Of mighty men and development drought

Published : Nov 05, 2004 00:00 IST

THE history of development in Marathwada has been strangely at odds with the number of people from the region gaining the highest positions of power. Three Chief Ministers, two Deputy Chief Ministers, two Union Home Ministers, and one Lok Sabha Speaker have been from this region in central Maharashtra. But for two - Gopinath Munde (Deputy Chief Minister) and Pramod Mahajan - the rest were all Congress leaders and included S.B. Chavan, Shivajirao Patil Nilangekar and Vilasrao Deshmukh (all Chief Ministers), and Sunderrao Solanke (Deputy Chief Minister). Chavan was also Union Home Minister. Present Union Home Minister Shivraj Patil had also served a term as Lok Sabha Speaker.

With such a line-up in the corridors of power one would imagine Marathawada to be a region of prosperity, but the opposite is true. Marathwada is known for stories of poverty, poor development and often, violent manifestations of social backwardness. It is a region where toil and struggle describe the daily lives of the people. The only real issue here is the desperate lack of water and four years of drought.
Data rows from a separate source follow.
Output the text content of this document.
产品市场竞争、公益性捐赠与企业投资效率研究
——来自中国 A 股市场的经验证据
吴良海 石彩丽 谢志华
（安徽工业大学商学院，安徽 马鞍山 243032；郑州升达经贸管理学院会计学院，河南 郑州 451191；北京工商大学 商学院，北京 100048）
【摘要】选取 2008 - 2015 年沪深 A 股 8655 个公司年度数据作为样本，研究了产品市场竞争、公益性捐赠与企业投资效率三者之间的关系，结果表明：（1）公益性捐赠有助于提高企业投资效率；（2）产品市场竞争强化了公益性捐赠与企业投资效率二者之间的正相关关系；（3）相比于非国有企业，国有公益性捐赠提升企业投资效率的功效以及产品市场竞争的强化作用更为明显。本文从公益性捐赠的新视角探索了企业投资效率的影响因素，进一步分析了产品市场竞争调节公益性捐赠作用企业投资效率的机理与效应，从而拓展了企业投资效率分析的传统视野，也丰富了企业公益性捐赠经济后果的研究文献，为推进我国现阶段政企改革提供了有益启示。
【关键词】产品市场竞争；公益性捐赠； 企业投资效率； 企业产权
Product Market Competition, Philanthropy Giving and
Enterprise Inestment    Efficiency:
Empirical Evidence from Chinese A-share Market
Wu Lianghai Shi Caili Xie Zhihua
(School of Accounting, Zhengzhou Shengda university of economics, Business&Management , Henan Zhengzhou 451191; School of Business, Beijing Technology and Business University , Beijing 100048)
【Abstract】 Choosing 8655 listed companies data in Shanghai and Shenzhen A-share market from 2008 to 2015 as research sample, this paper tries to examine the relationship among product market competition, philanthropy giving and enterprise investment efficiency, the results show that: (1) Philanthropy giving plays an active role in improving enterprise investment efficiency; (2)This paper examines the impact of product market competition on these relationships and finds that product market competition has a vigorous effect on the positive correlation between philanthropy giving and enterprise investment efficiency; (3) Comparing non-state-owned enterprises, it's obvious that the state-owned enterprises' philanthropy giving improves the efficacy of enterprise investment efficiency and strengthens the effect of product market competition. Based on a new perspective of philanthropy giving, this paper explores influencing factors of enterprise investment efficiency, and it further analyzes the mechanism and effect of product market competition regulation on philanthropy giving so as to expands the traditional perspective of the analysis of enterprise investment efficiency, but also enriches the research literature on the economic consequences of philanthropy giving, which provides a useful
Stories of enterprising non-governmental organisations and crusading villagers are numerous in Marathwada, their numbers perhaps an indication of just how little support the region has received from successive governments over the decades.

Although the region has a plethora of big incomplete water projects, courtesy the government, it also boasts many small successful ones that are the result of people's initiatives. One such is in the tehsil of Asti Patoda. Tubewells are unofficially banned in Asti Patoda. The tehsil, which has had deficit rainfall for four years, is among the severely drought-affected regions in the State. After a reasonable-but-still-deficit monsoon this year a serious attempt is being made to recharge severely depleted groundwater sources. Hence, the decision not to sink borewells. The venture is too young for its outcome to be known, but villagers are confident that the water table will rise and their wells will be full once again.

While they admit that the phenomenon will be a long time in coming, it does not stop them from exploring water systems from Marathwada's past. Wells were the traditional water sources of the central Deccan region but the hard basalt geomorphology meant that they would dry up frequently or turn brackish. To prevent this, ancient rain harvesting systems concentrated on containing Marathwada's meagre annual rainfall of about 600 mm. Numerous earthern dams or bandharas were built across streams, creating a water supply even after the rains were over. Channels from the stored water led to fields.

The value of water was so great that those that undertook to build bandharas were given rent-free land. The system worked so well and got entrenched to the extent that certain tasks associated with it became hereditary jobs. The man who looked after the pats or channels was called the patkari or channel maintenance man. The main governing principle behind such systems was that water was publicly owned and to be used for the public good - an idea that people's initiatives across the region now are rediscovering.